Blind Somali women flees clashes to Kenya after sons murder

After her 90 km trek over dusty scrubland from Somalia to Kenya, Habiba Ali is still exhausted, sickly and trembling with emotion.

Blind Somali women flees clashes to Kenya after sons murder

After her 90 km (55 mile) trek over dusty scrubland from Somalia to Kenya, Habiba Ali is still exhausted, sickly and trembling with emotion.

Days before, the blind, 53-year-old mother had set off Kismayu in Somalia, for the first time in her life, to be reunited with her sole surviving son in Dadaab, the world's biggest refugee settlement.

Ali's husband Ibrahim and three other sons died in Somalia's clashes.

"We used to be a big, happy family, but look where life has brought us now," she said, crouched under a tree at a U.N. refugee registration unit in the Dagahaley section of Dadaab, a settlement of three refugee camps in northern Kenya.

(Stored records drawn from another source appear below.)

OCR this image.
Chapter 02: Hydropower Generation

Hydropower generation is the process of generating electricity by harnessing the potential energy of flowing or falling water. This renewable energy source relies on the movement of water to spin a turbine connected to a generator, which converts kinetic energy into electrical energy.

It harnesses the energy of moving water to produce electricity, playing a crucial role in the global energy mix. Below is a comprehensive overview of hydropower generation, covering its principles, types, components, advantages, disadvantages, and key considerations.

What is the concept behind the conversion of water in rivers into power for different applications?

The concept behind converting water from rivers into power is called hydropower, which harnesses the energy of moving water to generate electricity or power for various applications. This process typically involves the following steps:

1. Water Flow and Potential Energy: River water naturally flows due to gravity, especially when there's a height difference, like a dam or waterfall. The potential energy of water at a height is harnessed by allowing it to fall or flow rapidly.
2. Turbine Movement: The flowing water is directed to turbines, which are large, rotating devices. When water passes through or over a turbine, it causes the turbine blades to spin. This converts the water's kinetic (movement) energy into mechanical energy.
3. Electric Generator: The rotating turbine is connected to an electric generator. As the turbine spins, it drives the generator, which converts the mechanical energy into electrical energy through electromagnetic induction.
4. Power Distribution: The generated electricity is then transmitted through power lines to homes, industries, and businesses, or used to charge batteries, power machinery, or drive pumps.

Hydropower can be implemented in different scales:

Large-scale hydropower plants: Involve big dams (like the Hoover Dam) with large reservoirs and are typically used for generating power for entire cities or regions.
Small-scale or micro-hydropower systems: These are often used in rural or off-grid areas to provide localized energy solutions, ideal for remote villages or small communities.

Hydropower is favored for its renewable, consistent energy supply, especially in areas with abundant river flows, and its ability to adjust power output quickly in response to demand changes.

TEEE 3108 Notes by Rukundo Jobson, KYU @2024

Encouraged by her son, she and her 8-year-old granddaughter left Kismayu on May 25.

Ali paid $100 for a truck to take her from Kismayu to the border, where her son Hussein Barre, 21, came to meet her.

The border is officially closed for security reasons so they crossed illegally, then walked 90 km over the parched land to the gates of Dadaab, the mother holding her son's wrist.

Ali now waits with a group of other refugees for registration, one of 7,000 who arrive each month.

Ali's story may seem remarkable, but it is depressingly familiar for the 275,000 refugees in Dadaab, a camp built for 90,000.

Three sons murders

"When my husband was shot in the early days of the war in 1991, I was against leaving Somalia, so I told my sons to stay to protect our small piece of land and the animals," said Ali, who lost her eyesight at 18.

Fighting blew up there again in 2007, when the Islamists controlling the area fought Ethiopian troops trying to shore up an internationally backed central Somali government.

"My family had carried on with Ibrahim's charcoal-burning business, which helped us survive in Kismayu, but in 2007 horror struck again," Ali said.

In the latest cycle of violence, al Shabaab and other allied Islamist rebels have regained control of large parts of south-central Somalia, including Kismayu. 

Hussein, her youngest son, took fright and fled to Dadaab.

Then, in May of this year, her third born, Hassan, was killed, and she decided to head for Dadaab too.

Her new home is a 3-metre-square tarpaulin shelter that her son shares with three other friends.